Source: TMI and Barclays research report: ‘New Europe: Is Your Treasury Fit for the Challenge?’
With the full economic impact of global lockdown becoming apparent, cash flow uncertainty also became a significant concern for treasurers. Goods and services could not be consumed at the same volumes, or in the same way, as before. Khuntia observes: “Not only did this put greater pressure on treasurers to have real-time visibility and transparency over their cash management and FX risk management, it also saw a shift in business models towards digital channels, which directly impacted treasury.”
Eder agrees, adding that: “E-commerce has had a significant boost  from the pandemic and many companies have expanded into new markets via digital channels. This presents treasury functions with fresh FX challenges – from paying new suppliers in local currencies, to selling goods and making refunds in foreign currencies. Treasurers are therefore having to deal with increased risks from currency conversions and fluctuations, as well as a lack of pricing transparency, varying transaction costs, and operational risks.”

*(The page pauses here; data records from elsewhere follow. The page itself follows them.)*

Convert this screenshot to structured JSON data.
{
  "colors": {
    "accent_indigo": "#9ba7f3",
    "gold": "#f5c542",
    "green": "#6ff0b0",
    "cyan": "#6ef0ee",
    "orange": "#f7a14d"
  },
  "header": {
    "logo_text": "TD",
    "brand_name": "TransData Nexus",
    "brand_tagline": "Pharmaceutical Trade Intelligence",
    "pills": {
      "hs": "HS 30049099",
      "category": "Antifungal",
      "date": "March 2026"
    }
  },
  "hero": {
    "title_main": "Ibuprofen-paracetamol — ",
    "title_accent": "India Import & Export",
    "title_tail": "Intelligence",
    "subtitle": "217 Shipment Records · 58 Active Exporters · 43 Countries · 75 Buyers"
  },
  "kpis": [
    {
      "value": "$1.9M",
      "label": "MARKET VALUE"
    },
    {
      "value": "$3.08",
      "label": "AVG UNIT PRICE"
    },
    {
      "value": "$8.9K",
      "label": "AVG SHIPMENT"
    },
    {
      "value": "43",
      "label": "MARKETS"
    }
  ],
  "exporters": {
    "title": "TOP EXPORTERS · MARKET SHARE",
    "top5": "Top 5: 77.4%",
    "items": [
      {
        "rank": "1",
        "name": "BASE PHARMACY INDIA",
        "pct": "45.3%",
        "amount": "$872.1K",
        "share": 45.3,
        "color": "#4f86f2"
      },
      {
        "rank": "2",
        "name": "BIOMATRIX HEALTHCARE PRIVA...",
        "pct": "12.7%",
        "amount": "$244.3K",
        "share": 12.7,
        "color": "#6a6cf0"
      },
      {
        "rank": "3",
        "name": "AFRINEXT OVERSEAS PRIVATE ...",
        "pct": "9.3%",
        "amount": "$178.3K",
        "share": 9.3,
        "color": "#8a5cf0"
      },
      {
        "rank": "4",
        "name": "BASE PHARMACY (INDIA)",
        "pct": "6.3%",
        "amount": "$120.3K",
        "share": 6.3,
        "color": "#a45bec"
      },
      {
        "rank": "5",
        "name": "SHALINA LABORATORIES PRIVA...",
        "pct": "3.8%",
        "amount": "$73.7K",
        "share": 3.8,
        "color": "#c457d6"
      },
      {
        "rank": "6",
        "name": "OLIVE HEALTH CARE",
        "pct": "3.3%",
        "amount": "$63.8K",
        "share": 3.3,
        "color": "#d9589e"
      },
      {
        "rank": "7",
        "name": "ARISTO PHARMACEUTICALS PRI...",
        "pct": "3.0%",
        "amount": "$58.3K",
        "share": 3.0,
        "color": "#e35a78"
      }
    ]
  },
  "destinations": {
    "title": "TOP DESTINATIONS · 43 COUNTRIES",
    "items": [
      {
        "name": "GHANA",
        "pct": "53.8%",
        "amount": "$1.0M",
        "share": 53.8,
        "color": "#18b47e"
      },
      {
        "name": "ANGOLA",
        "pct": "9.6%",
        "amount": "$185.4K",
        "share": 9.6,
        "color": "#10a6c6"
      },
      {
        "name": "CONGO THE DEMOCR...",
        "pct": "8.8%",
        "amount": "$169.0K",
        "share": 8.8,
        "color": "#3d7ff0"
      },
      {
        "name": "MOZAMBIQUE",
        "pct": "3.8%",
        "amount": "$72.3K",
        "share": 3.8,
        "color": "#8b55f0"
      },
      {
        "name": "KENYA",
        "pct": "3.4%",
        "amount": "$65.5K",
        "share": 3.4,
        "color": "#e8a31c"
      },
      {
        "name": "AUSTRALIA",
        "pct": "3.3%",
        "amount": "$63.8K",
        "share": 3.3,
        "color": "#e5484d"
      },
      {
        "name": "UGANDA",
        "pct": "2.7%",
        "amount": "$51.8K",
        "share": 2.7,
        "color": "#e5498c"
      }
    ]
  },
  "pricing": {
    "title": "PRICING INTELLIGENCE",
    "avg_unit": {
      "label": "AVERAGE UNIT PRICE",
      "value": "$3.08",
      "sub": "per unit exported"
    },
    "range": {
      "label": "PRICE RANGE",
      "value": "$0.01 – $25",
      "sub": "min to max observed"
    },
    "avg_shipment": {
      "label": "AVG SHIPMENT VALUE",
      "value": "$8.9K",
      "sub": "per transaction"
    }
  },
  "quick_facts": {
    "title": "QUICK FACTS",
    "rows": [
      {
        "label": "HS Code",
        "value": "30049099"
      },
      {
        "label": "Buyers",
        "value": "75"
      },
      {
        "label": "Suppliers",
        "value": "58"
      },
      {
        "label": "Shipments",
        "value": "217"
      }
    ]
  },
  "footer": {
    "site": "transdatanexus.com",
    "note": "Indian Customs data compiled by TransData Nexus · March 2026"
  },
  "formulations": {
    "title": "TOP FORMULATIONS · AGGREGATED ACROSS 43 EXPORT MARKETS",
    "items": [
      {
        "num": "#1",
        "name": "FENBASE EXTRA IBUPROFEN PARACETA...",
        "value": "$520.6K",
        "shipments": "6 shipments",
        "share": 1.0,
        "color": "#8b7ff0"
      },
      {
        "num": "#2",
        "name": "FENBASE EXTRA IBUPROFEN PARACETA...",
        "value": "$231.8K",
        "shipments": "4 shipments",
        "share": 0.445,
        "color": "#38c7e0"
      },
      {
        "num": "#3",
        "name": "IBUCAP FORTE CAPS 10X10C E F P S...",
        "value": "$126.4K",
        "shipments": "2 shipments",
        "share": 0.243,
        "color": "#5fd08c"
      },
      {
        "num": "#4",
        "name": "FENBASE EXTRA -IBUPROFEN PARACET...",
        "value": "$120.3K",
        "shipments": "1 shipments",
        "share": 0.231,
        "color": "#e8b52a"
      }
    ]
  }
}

On the upside, this focus on transactional FX is a great incentive to embrace technology which can help to transform FX payments into a strategic tool for boosting sales, building stronger buyer/supplier relationships, and improving both cash and risk management. “There is a whole ecosystem of solutions available in the wider market to support transactional FX, ranging from instant payments and SWIFT gpi (see box 1) to automated FX risk management tools from banks and vendors. Fintechs also have a role to play, as do technologies such as application programming interfaces (APIs),” says Eder.
Bringing this to life, Khuntia shares some examples of best practice from clients he has worked with: “We have a number of clients who have already embraced automated FX solutions via our online banking channels. One functionality that has proved popular, especially since the crisis began, is the ability to upload a payment file onto our cash-management channel and have the pre-agreed FX rate automatically applied to each payment in that file.”
Eder adds: “This means that there are no hidden fees and there is no manual work required – which vastly reduces error rates. Rather than treasury personnel being tied up filling in FX rates for hundreds of individual transactions, a single payment file can be uploaded at the touch of a button and the legwork is done for them – enabling them to be redeployed to more strategic tasks. What’s more, all of the information about the payment can be viewed online in real time, providing total transparency.”
Automated FX solutions also exist for those corporates needing to make refunds in local currency to customers. Khuntia continues: “Sectors such as travel have been inundated with refund requests as a result of global lockdown. With buyers and sellers typically in different countries, making refunds can result in FX exposures where rates have changed since the time of purchase. Via our automated FX channels, we can provide cancellation/refund cover, which means that if a cancellation or a refund happens on a transaction after several weeks, we remove the FX risk by automatically giving them the original rate used. All of this functionality happens behind the scenes via API and has been a huge benefit for clients during the crisis.”